Generate Vocabulary Management Profiles (vmp) for an individual text or corpus (text datasets).
from vmp import VMP, LoadData
# Example 1: Using a list of strings
data = ["This is the first text.", "Here is the second text."]
result = VMP.calculate(
data=data,
delta_values=[9, 11], # Select odd number/s for delta values
common_words_option='both', # Options: 'yes', 'no', 'both'
num_common_words=1000, # Optional parameter for number of common words
common_words_url='https://raw.githubusercontent.com/first20hours/google-10000-english/master/google-10000-english.txt',
# common_words_file='path_to_your_common_words_file.txt', # Alternatively, use this
clean_option=True # Default is True
)
print("Results for list of strings:")
print(result)
# Example 2: Using a DataFrame with .txt files
data_loader = LoadData()
df_txt = data_loader.load_data('path_to_your_txt_files_directory', file_type='txt')

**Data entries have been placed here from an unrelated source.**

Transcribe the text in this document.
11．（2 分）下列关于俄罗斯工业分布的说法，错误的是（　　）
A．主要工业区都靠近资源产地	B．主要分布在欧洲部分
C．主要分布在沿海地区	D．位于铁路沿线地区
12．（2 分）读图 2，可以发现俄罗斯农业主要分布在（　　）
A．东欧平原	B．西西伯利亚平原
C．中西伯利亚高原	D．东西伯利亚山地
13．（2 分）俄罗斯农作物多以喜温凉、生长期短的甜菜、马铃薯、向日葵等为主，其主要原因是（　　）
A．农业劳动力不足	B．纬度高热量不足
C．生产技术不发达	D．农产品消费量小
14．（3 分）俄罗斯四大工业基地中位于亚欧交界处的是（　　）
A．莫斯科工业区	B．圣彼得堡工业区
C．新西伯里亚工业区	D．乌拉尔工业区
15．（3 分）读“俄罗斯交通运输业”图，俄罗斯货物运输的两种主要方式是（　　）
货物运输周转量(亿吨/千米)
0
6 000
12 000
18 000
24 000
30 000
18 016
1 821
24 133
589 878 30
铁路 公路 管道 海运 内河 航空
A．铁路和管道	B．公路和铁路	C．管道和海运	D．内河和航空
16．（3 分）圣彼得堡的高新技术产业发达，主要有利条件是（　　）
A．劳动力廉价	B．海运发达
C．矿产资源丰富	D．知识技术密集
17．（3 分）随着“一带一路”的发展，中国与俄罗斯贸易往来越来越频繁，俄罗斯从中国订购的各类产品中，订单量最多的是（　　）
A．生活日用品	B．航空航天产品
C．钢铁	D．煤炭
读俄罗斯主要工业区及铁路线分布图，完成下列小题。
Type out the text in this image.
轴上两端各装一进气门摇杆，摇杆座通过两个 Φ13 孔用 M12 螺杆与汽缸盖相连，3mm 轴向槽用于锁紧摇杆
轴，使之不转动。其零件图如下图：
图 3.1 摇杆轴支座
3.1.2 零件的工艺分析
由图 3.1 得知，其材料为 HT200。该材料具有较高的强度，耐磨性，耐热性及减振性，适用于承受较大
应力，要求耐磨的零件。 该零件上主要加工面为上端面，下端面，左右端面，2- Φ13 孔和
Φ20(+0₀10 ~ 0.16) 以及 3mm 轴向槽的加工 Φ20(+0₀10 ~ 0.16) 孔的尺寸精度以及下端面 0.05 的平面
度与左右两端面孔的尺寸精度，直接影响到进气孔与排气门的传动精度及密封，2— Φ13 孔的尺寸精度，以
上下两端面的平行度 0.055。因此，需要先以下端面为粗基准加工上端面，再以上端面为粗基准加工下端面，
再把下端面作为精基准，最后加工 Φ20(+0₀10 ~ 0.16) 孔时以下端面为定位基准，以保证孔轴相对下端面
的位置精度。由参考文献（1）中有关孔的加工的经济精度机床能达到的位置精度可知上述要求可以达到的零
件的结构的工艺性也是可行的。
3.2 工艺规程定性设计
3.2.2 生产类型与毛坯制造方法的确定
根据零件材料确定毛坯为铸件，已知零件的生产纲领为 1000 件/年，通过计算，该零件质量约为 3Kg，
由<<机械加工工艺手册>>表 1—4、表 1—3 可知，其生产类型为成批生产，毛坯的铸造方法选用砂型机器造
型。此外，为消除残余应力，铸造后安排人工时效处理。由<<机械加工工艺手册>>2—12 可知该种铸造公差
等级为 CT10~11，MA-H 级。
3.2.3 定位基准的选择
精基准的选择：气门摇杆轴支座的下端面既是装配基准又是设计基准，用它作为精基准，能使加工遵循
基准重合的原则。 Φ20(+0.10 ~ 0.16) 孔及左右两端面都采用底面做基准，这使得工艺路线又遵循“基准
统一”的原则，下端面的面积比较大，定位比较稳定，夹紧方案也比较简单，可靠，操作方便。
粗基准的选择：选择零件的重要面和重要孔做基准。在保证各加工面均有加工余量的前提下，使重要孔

result_txt = VMP.calculate(
data=df_txt,
delta_values=[9, 11], # Select odd number/s for delta values
common_words_option='both', # Options: 'yes', 'no', 'both'
num_common_words=1000, # Optional parameter for number of common words
common_words_url='https://raw.githubusercontent.com/first20hours/google-10000-english/master/google-10000-english.txt',
# common_words_file='path_to_your_common_words_file.txt', # Alternatively, use this
clean_option=True # Default is True
)
print("Results for DataFrame with .txt files:")
print(result_txt)
# Example 3: Using a DataFrame with .csv file
data_loader = LoadData()
df_csv = data_loader.load_data('path_to_your_csv_file.csv', file_type='csv')
result_csv = VMP.calculate(
data=df_csv,
delta_values=[9, 11], # Select odd number/s for delta values
common_words_option='both', # Options: 'yes', 'no', 'both'
num_common_words=1000, # Optional parameter for number of common words
common_words_url='https://raw.githubusercontent.com/first20hours/google-10000-english/master/google-10000-english.txt',
# common_words_file='path_to_your_common_words_file.txt', # Alternatively, use this
clean_option=True # Default is True
)
print("Results for DataFrame with .csv file:")
print(result_csv)
# Example 4: Using a DataFrame with .gz file
data_loader = LoadData()
df_gz = data_loader.load_data('path_to_your_gz_file.gz', file_type='gz')
result_gz = VMP.calculate(
data=df_gz,
delta_values=[9, 11], # Select odd number/s for delta values
common_words_option='both', # Options: 'yes', 'no', 'both'
num_common_words=1000, # Optional parameter for number of common words
common_words_url='https://raw.githubusercontent.com/first20hours/google-10000-english/master/google-10000-english.txt',
# common_words_file='path_to_your_common_words_file.txt', # Alternatively, use this
clean_option=True # Default is True
)
print("Results for DataFrame with .gz file:")
print(result_gz)
The package contains all preprocessing. Only the delta_x and stopword list need to be specified.
The VMP.calculate method requires a text or corpus input. These can be loaded either as an individual .txt document, a directory, or corpus, containing multiple .txt documents, or a .csv or .gz file where each row contains the text of a particular document. (supports .txt and .gz files).
The vmp.calculate function returns a dictionary where the results are structured as follows:
index: The index position of the interval in the original text.
last_pos: The position of the last token in the interval within the original text.
avg_score: The average score for the interval, representing the relative distance of repeated tokens within the window.
last_word: The last word in the interval.
context: The text within the interval, providing context for the analysis.
last_previous_position: A dictionary showing the last previous position of each token in the interval before the current window.
filename: The source filename or identifier of the text being analyzed.
delta_x: The size of the interval (window) used in the analysis.
vocab_option: Indicates whether common words were replaced with 'x' (commonYes) or not (commonNo).
pip install vmp
pip install git+https://github.com/matthewdurward/vmp.git
Vocabulary Management Profiles (VMPs) were initially conceived by Youmans (https://journals.sagepub.com/doi/abs/10.2190/BY6N-ABUA-EM1D-RX0V) as a form of discourse and narrative analysis.
This package follows Youmans' implementation of the VMP2.2 (https://web.archive.org/web/20060911150345/http://web.missouri.edu/~youmansc/vmp/help/vmp22.html)
VMP2.2 calculates ratios using a wrap-around method during the second pass through the text. This means that the first occurrence of a word near the beginning of the text is compared to its last occurrence near the end, resulting in a ratio closer to 0.0 rather than 1.0. Words that appear only once in the text retain a ratio of 1.0. Unlike the initial pass analysis, VMP2.2 avoids a rapid downtrend at the beginning of the text, reflecting a more familiar second reading where the start of the text is as well-known as the end. This approach aligns with our typical reading patterns, where rhetorical structures are more evident during subsequent readings rather than the first.